Le pitch est le suivant : hanté par le fantôme de son amour perdu, Scottie force Lucie à teindre sa chevelure rousse en blond platine. Ainsi, par cette métamorphose capillaire, Lucie accède-t-elle à son destin : se transformer en fantasme passionnel et, accessoirement, mourir.

Vous n'avez peut-être pas vu "Sueurs froides" (1958), film culte d'Alfred Hitchcock, mais, que vous le vouliez ou non, cette scène innerve l'inconscient collectif. Même chose pour les apparitions sur grand écran de Jean Harlow et Marilyn Monroe, pour les tandems brunes-blondes de "Mulholland drive" de David Lynch ou de "Vicky Cristina Barcelona" de Woody Allen. Le sociologue Michel Messu, auteur d' "Un ethnologue chez le coiffeur", nous le confirme : si aujourd'hui une femme sur trois se colore les cheveux (38 % des moins de 40 ans l'ont déjà fait), si les "tutos" et "influencers" cartonnent sur le Web, si encore les couleurs se saisonnalisent comme dans la mode (le "bronde", mariage de brun et de blond, étant cité comme le "it" de la collection printemps-été 2014) ouvrant un champ marketing florissant, l'histoire du cinéma n'y est pas pour rien.

Vidéo du jour

La coloration des cheveux, un jeu identitaire 

Hobby à haut risque dans l'Antiquité (les Romains avaient la chic idée de s'empoisonner avec du cyanure métallique), pratique encore marginale dans les années 50 (funeste époque où Marilyn Monroe s'est cramé le cuir chevelu), la coloration s'est en effet démocratisée à la vitesse de l'éclair, outrepassant sa seule fonction utilitaire (cacher les traces de l'âge) pour devenir un terrain de jeu identitaire ouvert à tous. "Ce jeu prend, dans une société marquée par le culte de la singularisation, une ampleur sans précédent", insiste Michel Messu.

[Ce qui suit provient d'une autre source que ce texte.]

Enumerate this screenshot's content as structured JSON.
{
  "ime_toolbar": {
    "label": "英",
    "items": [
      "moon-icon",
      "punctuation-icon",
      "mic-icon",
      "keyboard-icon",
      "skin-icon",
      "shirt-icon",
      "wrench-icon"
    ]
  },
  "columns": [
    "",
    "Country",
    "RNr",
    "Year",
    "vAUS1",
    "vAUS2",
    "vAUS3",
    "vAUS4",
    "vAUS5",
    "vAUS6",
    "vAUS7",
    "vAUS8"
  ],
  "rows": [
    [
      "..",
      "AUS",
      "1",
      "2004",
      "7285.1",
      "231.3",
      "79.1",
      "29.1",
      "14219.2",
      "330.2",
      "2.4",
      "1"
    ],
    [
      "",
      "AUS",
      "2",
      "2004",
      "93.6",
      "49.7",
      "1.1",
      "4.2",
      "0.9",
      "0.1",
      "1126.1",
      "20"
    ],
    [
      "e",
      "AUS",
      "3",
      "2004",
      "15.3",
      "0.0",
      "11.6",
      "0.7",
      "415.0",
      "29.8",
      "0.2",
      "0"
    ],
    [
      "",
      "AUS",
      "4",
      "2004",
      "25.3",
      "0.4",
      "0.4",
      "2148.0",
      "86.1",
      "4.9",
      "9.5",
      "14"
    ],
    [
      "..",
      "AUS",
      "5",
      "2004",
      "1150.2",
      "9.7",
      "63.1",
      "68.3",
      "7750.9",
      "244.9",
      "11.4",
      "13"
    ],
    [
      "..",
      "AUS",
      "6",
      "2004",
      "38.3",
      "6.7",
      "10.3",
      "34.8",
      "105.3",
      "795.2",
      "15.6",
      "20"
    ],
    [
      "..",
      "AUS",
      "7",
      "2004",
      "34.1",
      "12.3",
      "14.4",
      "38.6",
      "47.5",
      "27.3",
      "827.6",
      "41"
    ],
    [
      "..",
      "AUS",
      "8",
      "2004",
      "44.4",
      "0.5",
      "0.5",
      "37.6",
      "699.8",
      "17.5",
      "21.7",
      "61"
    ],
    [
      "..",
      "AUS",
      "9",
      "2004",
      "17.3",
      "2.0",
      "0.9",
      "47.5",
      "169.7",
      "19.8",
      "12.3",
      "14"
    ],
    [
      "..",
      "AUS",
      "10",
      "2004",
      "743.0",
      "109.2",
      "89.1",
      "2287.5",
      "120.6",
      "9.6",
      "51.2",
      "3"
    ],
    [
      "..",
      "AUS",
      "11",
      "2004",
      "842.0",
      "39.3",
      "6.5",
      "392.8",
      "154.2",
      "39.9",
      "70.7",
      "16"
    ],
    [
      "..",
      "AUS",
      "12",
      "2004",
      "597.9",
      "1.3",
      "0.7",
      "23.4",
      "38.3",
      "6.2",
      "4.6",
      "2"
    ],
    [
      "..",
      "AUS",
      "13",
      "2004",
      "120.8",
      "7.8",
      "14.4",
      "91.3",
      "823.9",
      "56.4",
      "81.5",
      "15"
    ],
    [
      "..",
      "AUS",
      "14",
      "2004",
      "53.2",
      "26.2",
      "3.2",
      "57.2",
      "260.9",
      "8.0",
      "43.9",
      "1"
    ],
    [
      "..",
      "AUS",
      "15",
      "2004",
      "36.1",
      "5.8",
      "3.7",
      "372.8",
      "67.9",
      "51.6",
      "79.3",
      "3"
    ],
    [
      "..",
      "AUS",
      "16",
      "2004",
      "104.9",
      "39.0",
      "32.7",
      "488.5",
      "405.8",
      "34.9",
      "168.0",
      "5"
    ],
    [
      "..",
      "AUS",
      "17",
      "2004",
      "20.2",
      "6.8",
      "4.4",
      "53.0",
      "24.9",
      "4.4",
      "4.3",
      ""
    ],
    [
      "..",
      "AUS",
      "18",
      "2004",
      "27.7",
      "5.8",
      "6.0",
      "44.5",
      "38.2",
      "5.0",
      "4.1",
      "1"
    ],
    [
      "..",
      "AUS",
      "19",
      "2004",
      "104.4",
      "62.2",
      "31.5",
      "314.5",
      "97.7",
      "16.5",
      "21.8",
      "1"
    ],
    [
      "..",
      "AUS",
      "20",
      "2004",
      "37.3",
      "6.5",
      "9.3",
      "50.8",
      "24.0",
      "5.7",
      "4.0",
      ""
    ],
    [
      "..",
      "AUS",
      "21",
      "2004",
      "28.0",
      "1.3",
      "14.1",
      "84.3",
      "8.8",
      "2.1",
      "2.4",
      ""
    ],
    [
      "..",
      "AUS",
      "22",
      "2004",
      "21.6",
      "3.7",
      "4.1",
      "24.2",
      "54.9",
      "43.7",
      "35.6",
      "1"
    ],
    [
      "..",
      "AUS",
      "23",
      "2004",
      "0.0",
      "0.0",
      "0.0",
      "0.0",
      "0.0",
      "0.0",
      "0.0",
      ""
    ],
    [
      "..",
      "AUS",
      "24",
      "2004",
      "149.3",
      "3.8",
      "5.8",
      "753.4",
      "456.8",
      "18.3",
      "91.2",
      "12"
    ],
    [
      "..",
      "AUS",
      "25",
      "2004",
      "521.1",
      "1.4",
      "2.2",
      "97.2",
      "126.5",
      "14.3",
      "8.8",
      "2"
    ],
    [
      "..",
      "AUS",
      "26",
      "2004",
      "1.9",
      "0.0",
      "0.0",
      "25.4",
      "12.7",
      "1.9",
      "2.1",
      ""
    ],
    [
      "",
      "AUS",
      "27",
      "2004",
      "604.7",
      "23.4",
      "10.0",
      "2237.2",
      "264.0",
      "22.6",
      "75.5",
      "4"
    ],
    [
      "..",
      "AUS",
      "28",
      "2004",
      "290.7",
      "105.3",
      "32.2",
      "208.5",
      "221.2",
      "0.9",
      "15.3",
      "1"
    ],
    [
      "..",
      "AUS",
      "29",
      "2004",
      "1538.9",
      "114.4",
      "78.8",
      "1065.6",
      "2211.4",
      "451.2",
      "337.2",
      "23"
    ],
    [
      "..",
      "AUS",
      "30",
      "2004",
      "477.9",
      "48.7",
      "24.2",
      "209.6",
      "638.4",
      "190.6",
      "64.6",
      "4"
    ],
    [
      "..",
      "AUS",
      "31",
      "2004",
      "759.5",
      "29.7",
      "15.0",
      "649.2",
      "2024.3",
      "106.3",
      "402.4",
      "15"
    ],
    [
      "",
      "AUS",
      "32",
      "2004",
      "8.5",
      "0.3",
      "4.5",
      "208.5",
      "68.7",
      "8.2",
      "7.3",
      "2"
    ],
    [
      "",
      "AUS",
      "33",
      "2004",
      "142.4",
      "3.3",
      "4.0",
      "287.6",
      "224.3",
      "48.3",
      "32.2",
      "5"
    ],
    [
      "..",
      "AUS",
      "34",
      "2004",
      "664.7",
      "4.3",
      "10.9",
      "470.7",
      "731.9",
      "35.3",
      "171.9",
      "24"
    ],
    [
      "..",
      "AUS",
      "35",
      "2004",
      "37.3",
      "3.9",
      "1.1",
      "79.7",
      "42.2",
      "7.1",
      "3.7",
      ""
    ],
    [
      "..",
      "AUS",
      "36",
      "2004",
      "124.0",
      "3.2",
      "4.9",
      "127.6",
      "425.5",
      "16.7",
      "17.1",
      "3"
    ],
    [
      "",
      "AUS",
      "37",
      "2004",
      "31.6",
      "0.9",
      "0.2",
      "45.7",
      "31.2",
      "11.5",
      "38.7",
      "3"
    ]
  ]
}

"Mais n'oublions pas que la coloration a toujours été liée à la quête d'attributs comportementaux. C'était, hier encore, le mythe de la douce blonde et de la brune piquante et féministe. Un archétype hérité de la littérature romantique, encore actif dans l'imaginaire populaire mais que le XXxe  siècle a adoré détourner. Le cinéma (encore lui) a brouillé les valeurs attribuées aux couleurs, invitant les individus à jouer avec plusieurs facettes de leur personnalité", poursuit le sociologue.

Ainsi, sous l'effet des innovations cosmétiques (activation par l'huile, fin de l'ammoniaque…), la coloration s'est imposée pour les femmes comme une pratique courante. En quelques décennies, elle a perdu son rôle de marqueur socioculturel comme sa dimension subversive (apanage des années punk). Un invariant, cependant, persiste : la fascination pour la blondeur. Obsession qui s'expliquerait, selon les théories, par les représentations séculaires d'Aphrodite, ou encore, selon l'anthropologue canadien Peter Frost, par le fait que "la sélection sexuelle privilégie les teintes vives mais aussi les couleurs rares".

Dernière piste : on vénérerait cette couleur parce que le blond naturel serait voué à disparaître de la planète dans les prochaines décennies. Une rumeur persistante chez les généticiens qui travaillent sur ce sujet (elle n'a jamais été confirmée par l'Organisation mondiale de la santé) et qui en a peut-être convaincu plus d'une d'opter cet été pour le "blonding".